The Year of Singles may have been Associates’ creative peak, but commercial success wouldn’t come until the following year, when they released their second full-length album, Sulk (or their third, if you consider the 1981 singles and b-sides compilation Fourth Drawer Down an album). Of course, that’s not to say they didn’t have ambitious ideas for the album. “Make it sound expensive,” Mackenzie reportedly told producer Mike Hedges. “Make it sound like it’s inside a sarcophagus.” “Make it sound like grass.” Ultimately, Sulk sounds like a pop album, albeit an eccentric one: the success of “Party Fears Two” and “Club Country” brought the group to Top of the Pops, while album cuts like “No” and “Skipping” brought them into darker realms. “Tore my hair out by the roots / Planted them in someone’s garden,” the nightmarish “No” begins. “Shaved and cut myself again / Should have let it slip down further.” It’s an alienating song, a risky choice for the second slot on a track list, and it takes on an even graver significance in light of Mackenzie’s suicide 15 years later.

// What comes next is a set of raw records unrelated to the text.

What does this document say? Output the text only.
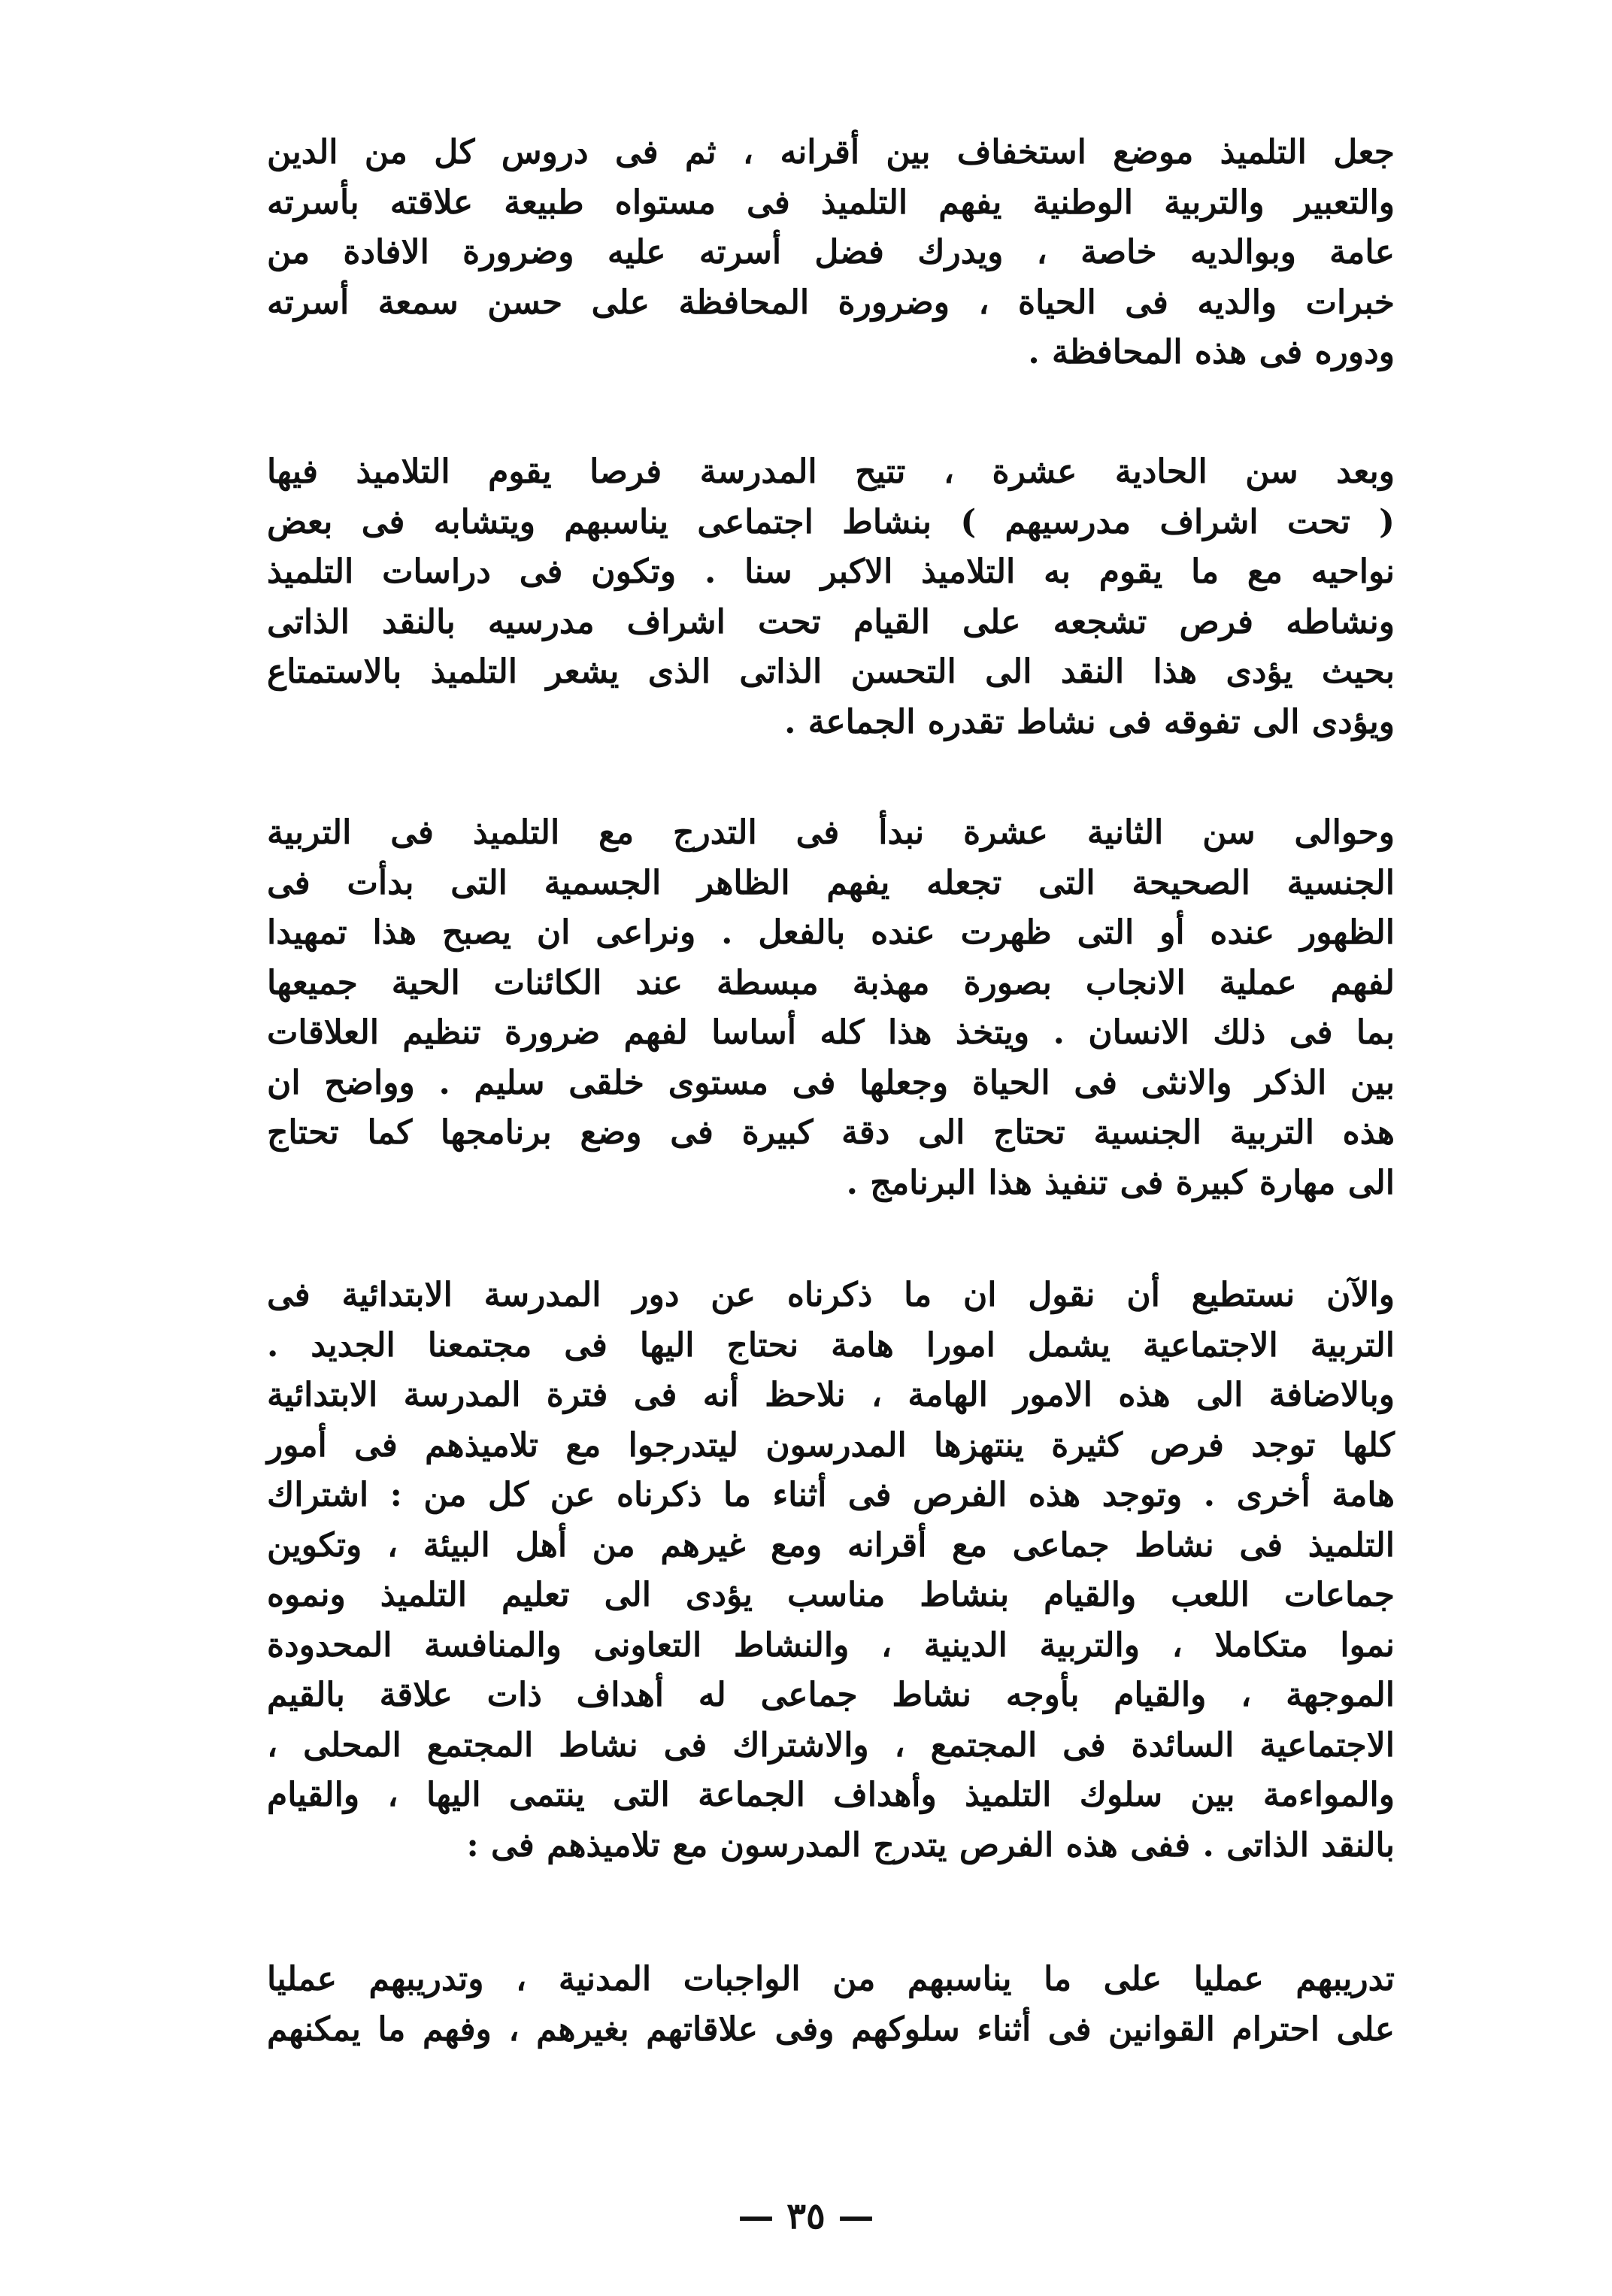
جعل التلميذ موضع استخفاف بين أقرانه ، ثم فى دروس كل من الدين
والتعبير والتربية الوطنية يفهم التلميذ فى مستواه طبيعة علاقته بأسرته
عامة وبوالديه خاصة ، ويدرك فضل أسرته عليه وضرورة الافادة من
خبرات والديه فى الحياة ، وضرورة المحافظة على حسن سمعة أسرته
ودوره فى هذه المحافظة .
وبعد سن الحادية عشرة ، تتيح المدرسة فرصا يقوم التلاميذ فيها
( تحت اشراف مدرسيهم ) بنشاط اجتماعى يناسبهم ويتشابه فى بعض
نواحيه مع ما يقوم به التلاميذ الاكبر سنا . وتكون فى دراسات التلميذ
ونشاطه فرص تشجعه على القيام تحت اشراف مدرسيه بالنقد الذاتى
بحيث يؤدى هذا النقد الى التحسن الذاتى الذى يشعر التلميذ بالاستمتاع
ويؤدى الى تفوقه فى نشاط تقدره الجماعة .
وحوالى سن الثانية عشرة نبدأ فى التدرج مع التلميذ فى التربية
الجنسية الصحيحة التى تجعله يفهم الظاهر الجسمية التى بدأت فى
الظهور عنده أو التى ظهرت عنده بالفعل . ونراعى ان يصبح هذا تمهيدا
لفهم عملية الانجاب بصورة مهذبة مبسطة عند الكائنات الحية جميعها
بما فى ذلك الانسان . ويتخذ هذا كله أساسا لفهم ضرورة تنظيم العلاقات
بين الذكر والانثى فى الحياة وجعلها فى مستوى خلقى سليم . وواضح ان
هذه التربية الجنسية تحتاج الى دقة كبيرة فى وضع برنامجها كما تحتاج
الى مهارة كبيرة فى تنفيذ هذا البرنامج .
والآن نستطيع أن نقول ان ما ذكرناه عن دور المدرسة الابتدائية فى
التربية الاجتماعية يشمل امورا هامة نحتاج اليها فى مجتمعنا الجديد .
وبالاضافة الى هذه الامور الهامة ، نلاحظ أنه فى فترة المدرسة الابتدائية
كلها توجد فرص كثيرة ينتهزها المدرسون ليتدرجوا مع تلاميذهم فى أمور
هامة أخرى . وتوجد هذه الفرص فى أثناء ما ذكرناه عن كل من : اشتراك
التلميذ فى نشاط جماعى مع أقرانه ومع غيرهم من أهل البيئة ، وتكوين
جماعات اللعب والقيام بنشاط مناسب يؤدى الى تعليم التلميذ ونموه
نموا متكاملا ، والتربية الدينية ، والنشاط التعاونى والمنافسة المحدودة
الموجهة ، والقيام بأوجه نشاط جماعى له أهداف ذات علاقة بالقيم
الاجتماعية السائدة فى المجتمع ، والاشتراك فى نشاط المجتمع المحلى ،
والمواءمة بين سلوك التلميذ وأهداف الجماعة التى ينتمى اليها ، والقيام
بالنقد الذاتى . ففى هذه الفرص يتدرج المدرسون مع تلاميذهم فى :
تدريبهم عمليا على ما يناسبهم من الواجبات المدنية ، وتدريبهم عمليا
على احترام القوانين فى أثناء سلوكهم وفى علاقاتهم بغيرهم ، وفهم ما يمكنهم
— ٣٥ —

The band’s demise came much sooner than its singer’s. Though Mackenzie recorded under the Associates name until 1990, he and Rankine split in ’82, when Mackenzie backed out of a major U.K. tour. According to post-punk expert Simon Reynolds, the singer’s reasons for bailing included “stage fright and the terror of being sucked into the rockbiz machine.” Perhaps there’s one lyric from the satirical “Club Country” that Mackenzie meant sincerely: “If we stick around, we’re sure to be looked down upon.”
All quotes taken from Rip It Up and Start Again by Simon Reynolds (Penguin, 2005, pp. 289-94 and 333-4).